Ne m’oublie pas d’Alix Garin

Roman graphique encensé depuis sa sortie, il me tardait vraiment de découvrir Ne m’oublie pas d’Alix Garin. Et je n’ai pas été déçue : c’est un concentré d’émotions dans les mots, dans les images et dans les non-dits.

Voici la quatrième de couverture :

La grand-mère de Clémence souffre de la maladie d’Alzheimer. Face à son désespoir, elle prend la décision de l’enlever de la maison de retraite et de prendre la route en quête de l’hypothétique maison d’enfance de sa mamie. Une fuite, une quête, un égarement, l’occasion de se retrouver ? À moins que ce ne soit plutôt des adieux…

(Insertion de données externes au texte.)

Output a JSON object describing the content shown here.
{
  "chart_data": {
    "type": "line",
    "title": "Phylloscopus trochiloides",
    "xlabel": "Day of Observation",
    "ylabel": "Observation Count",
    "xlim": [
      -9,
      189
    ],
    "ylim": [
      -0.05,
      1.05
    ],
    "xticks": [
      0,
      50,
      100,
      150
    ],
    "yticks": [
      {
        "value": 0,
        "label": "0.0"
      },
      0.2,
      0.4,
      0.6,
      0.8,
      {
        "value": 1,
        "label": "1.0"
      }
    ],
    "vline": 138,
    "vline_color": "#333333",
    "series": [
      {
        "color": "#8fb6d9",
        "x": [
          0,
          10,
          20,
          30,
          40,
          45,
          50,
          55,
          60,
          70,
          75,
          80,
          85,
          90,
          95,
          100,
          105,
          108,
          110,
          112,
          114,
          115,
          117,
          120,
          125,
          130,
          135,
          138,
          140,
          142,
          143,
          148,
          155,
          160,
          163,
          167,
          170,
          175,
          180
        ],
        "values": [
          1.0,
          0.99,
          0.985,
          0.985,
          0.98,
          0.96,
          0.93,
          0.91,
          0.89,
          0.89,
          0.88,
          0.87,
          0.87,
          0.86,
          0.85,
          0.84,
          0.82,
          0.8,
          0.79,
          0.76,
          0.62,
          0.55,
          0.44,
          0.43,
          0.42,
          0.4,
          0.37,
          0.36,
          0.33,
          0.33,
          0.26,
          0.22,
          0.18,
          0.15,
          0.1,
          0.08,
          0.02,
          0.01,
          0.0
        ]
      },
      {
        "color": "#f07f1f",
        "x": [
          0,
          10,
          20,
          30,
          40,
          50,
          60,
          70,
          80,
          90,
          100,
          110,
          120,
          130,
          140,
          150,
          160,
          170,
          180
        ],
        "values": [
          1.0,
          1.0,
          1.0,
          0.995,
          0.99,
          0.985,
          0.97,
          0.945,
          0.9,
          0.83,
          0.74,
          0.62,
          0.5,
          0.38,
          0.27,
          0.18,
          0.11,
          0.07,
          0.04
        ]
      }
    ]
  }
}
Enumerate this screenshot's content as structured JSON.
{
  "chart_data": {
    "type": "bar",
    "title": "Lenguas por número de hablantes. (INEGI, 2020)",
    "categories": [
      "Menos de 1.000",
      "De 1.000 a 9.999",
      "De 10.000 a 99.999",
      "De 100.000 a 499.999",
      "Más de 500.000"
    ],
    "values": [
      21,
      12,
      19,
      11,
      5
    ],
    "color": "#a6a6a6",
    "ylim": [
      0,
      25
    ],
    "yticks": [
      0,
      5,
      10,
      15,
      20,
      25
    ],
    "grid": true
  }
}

Clémence est une jeune femme dans la fleur de l’âge qui savoure son indépendance, qui s’est éloignée de sa mère, qui prépare son entrée à l’école de théâtre. Quand elle apprend que sa grand-mère a encore fugué de sa maison de retraite, elle comprend que c’est le désespoir qui la fait agir. Alors que sa mère accepte de la droguer, Clémence, elle, refuse. Elle enlève sa grand-mère et projette de lui faire revoir la maison de ses parents.

Cette fuite en avant se révèlera vite être vaine, autant que rédemptrice. Face à cette femme qui a contribué à l’élever mais qui croit qu’elle va se faire disputer par ses parents à son retour, à celle qui refuse de dormir dans une voiture mais entreprend de la recouvrir de fleurs, Clémence va affronter ses propres démons.

Chaque pièce vient combler le puzzle personnel de Clémence qui ne sait pas vraiment qui elle est et s’aperçoit qu’elle ne peut donc pas aider sa grand-mère à se souvenir de qui elle était. Mais dans cette succession d’aventures malheureuses, c’est l’amour qui transpire. Si on ne peut guérir quelqu’un d’Alzheimer, on peut l’aimer quand même, coûte que coûte. A chaque prise de conscience, la grand-mère livre un message d’espoir et de paix à cette jeune femme déchirée. C’est encore, des années plus tard, grâce à cette relation à double sens, dans laquelle le parent peut devenir l’enfant, et inversement, que Clémence va grandir, pardonner et exister.

Ce roman graphique est un petit bijou dans ses dessins et dans ses bulles, mais surtout dans ses silences. Les regards, les gestes, les absences de réponses sont riches de sens et ce sont les souvenirs, les mêmes qui font défaut à la grand-mère, qui vont venir reconstruire Clémence.

Une parenthèse d’amour, une bulle de bonheur que cet ouvrage d’Alix Garin.